ABKO Properties was a joint venture between Wichita, Kansas real estate entrepreneur George Ablah and Wichita-based Koch Industries formed specifically to purchase Chrysler Realty Corporation in the late 1970s from a hard-pressed Lee Iacocca. Koch Industries is ranked 2 among the Forbes list of largest private companies. Chrysler Realty Corporation purchases, leases or options dealership facilities and then leases or subleases these facilities to Chrysler dealers. The name ABKO was derived from the first two letters of Ablah's name and the first two letters of Charles Koch's name, who is head of Koch Industries. At the time ABKO was formed, Chrysler was on the verge of bankruptcy.

==History==

ABKO purchased around 840 Chrysler automotive dealership sites around the country controlled by Iacocca in 1979 for slightly over $100 million in cash.

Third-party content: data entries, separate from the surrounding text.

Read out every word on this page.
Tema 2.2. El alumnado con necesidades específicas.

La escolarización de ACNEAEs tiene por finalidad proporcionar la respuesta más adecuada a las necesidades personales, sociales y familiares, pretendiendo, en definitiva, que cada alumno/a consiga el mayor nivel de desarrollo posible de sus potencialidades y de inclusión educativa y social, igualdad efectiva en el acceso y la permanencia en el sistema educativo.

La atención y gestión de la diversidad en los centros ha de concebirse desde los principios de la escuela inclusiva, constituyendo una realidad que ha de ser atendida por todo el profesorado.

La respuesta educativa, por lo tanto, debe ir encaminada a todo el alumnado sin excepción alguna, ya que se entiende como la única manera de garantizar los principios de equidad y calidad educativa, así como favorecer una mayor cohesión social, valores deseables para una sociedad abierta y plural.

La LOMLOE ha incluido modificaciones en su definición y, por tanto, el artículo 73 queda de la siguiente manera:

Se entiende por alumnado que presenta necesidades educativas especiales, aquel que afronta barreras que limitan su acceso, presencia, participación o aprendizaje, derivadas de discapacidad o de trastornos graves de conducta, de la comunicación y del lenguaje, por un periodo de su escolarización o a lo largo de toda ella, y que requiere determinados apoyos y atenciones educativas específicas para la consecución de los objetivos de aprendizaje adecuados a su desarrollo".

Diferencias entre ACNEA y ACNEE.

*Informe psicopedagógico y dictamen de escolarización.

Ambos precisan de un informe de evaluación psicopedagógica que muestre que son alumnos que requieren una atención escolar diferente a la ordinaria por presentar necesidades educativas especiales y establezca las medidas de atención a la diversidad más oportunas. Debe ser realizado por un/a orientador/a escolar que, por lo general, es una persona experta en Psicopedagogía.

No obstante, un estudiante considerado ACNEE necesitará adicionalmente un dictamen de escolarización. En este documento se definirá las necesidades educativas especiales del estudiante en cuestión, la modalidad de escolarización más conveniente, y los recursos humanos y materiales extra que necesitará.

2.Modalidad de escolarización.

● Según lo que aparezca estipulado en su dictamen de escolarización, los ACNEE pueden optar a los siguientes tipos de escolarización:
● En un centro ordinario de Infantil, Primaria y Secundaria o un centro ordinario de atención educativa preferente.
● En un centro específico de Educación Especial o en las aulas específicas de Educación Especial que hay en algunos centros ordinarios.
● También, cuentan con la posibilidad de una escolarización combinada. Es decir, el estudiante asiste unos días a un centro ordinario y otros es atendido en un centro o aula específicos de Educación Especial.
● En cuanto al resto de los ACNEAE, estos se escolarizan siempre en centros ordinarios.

Not all the sites were owned by Chrysler Realty.

Under the leadership of Ablah and his team, Chrysler Realty president Ed Homer (for a brief time), executive vice president Corliss (Corky) Nelson of Koch, acquisition/disposition specialists Wayne Delfino and Frank Mills, and attorney John Schippel, among others, ABKO set forth a strategy to diversify Chrysler Realty Corporation by way of liquidating non-performing Chrysler dealership properties by tax-free exchange and sale.

In 1983, Iacocca, assisted by a government bailout he organized, repurchased 446 of the dealerships in a measure aimed at strengthening the Chrysler dealer network. ABKO dissolved shortly thereafter.